Another article in the “unfortunately, not the Onion” category.
This is where PC thought takes us, ultimately:
Once my partner and I finally stopped orchestrating schemes, we actually did something that stuck. We never planned on not teaching our son gender pronouns, it just happened. Once he started trying to talk and would point to a random person on the street with a question mark on his face, we’d say, “Oh, that’s a person”, as opposed to, “that’s a man/woman or girl/boy”. When he actually started being able to verbally ask about people, we’d either tell him the person’s name or we’d say it’s a person and groups of persons were people.
At two and a half the terms: his, her, he, she, woman, man, girl, boy are not part of his vocabulary.
These parents (we know the writer is a woman, because in the article she refers to her pregnancy, but we don’t know the sex of the other parent whom she refers to as her partner, relentlessly avoiding any gender-revealing pronouns) obviously subscribe to the Sapir-Whorf hypothesis of language: “holding that the structure of a language affects the perceptions of reality of its speakers and thus influences their thought patterns and worldviews.” If we don’t mention girls and boys, men and women, they don’t exist, or they don’t exist in quite the same way they would if we named them as such.
Parents have a lot of freedom to raise their children as they see fit, provided they don’t molest, beat, or starve them. There are more subtle forms of mistreatment, though—including being so far out in la-la land that you don’t recognize some of the basics of our society and every other society that has ever been (as far as I know), which is the recognition of gender differences.

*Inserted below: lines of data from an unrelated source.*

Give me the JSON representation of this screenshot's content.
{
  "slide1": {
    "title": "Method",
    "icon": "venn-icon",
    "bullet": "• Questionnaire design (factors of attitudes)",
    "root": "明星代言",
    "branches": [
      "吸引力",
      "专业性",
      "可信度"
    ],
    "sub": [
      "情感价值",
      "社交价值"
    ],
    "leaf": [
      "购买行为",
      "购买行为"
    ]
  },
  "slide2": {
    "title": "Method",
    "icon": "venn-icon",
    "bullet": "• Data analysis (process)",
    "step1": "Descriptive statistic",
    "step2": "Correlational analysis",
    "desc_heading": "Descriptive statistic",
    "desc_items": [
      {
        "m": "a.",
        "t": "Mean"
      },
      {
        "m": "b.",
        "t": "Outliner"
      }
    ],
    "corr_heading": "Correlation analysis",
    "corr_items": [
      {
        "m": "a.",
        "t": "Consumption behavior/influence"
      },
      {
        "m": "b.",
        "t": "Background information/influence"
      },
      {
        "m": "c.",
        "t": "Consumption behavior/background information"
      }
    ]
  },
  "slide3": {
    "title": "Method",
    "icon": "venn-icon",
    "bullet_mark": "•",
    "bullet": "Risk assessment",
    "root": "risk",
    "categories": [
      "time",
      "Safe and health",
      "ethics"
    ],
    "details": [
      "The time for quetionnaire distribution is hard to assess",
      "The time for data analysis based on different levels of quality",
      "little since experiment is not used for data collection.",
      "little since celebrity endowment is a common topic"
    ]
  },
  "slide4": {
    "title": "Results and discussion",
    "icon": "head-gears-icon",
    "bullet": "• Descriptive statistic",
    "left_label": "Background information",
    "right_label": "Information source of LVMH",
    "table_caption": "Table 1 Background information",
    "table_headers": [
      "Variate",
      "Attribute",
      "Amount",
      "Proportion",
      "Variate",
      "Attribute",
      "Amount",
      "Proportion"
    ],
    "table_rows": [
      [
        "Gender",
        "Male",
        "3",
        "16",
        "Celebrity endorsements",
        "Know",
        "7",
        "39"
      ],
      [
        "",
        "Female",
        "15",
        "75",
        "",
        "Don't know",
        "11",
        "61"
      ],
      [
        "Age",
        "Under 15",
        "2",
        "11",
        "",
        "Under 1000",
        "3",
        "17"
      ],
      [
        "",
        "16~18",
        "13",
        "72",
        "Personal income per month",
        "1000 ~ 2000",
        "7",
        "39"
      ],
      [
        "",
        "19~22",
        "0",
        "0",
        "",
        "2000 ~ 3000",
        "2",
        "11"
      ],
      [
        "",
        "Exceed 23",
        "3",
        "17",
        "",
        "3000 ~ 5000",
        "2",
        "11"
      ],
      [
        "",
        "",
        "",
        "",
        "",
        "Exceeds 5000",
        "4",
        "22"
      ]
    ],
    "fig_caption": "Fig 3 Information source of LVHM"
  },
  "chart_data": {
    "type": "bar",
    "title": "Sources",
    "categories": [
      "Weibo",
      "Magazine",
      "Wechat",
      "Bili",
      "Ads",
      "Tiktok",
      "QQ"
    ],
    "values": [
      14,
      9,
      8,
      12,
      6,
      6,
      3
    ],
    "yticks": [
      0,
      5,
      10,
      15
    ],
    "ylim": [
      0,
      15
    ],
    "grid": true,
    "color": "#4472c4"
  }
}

The author writes, “the long term implications of this are yet to be seen,” and it’s possible her son will be just fine with it. It’s possible he’ll consider it one of mom’s (or mom and dad’s, or mom and mom’s) amusing peccadilloes, a harmless eccentricity on the order of setting the table with the fork and spoon reversed, or banning candy from the house, something that can be made up for later as parental influence wanes and the wider world becomes dominant. It’s possible he’ll end up in a therapist’s office screaming what crazy parents he had and how they harmed him. It’s possible he’ll become a proud professor of gender studies and spread the word about what a wonderful way this is to raise kids.
It’s possible this is the wave of the future. Somehow, I don’t think so. Is it child abuse? In my opinion, yes, but not in any actionable, legal sense. One consoling thought is that most (although not all) parents who hold similarly rigid ideas that lead to strange social experiments with their children slowly learn, as those children grow older, that life and culture have a way of intervening, and that it might be time to lighten up. Another is that many (not all) children are more resilient than we think.
As for this particular child, I wish him luck. He‘ll need it.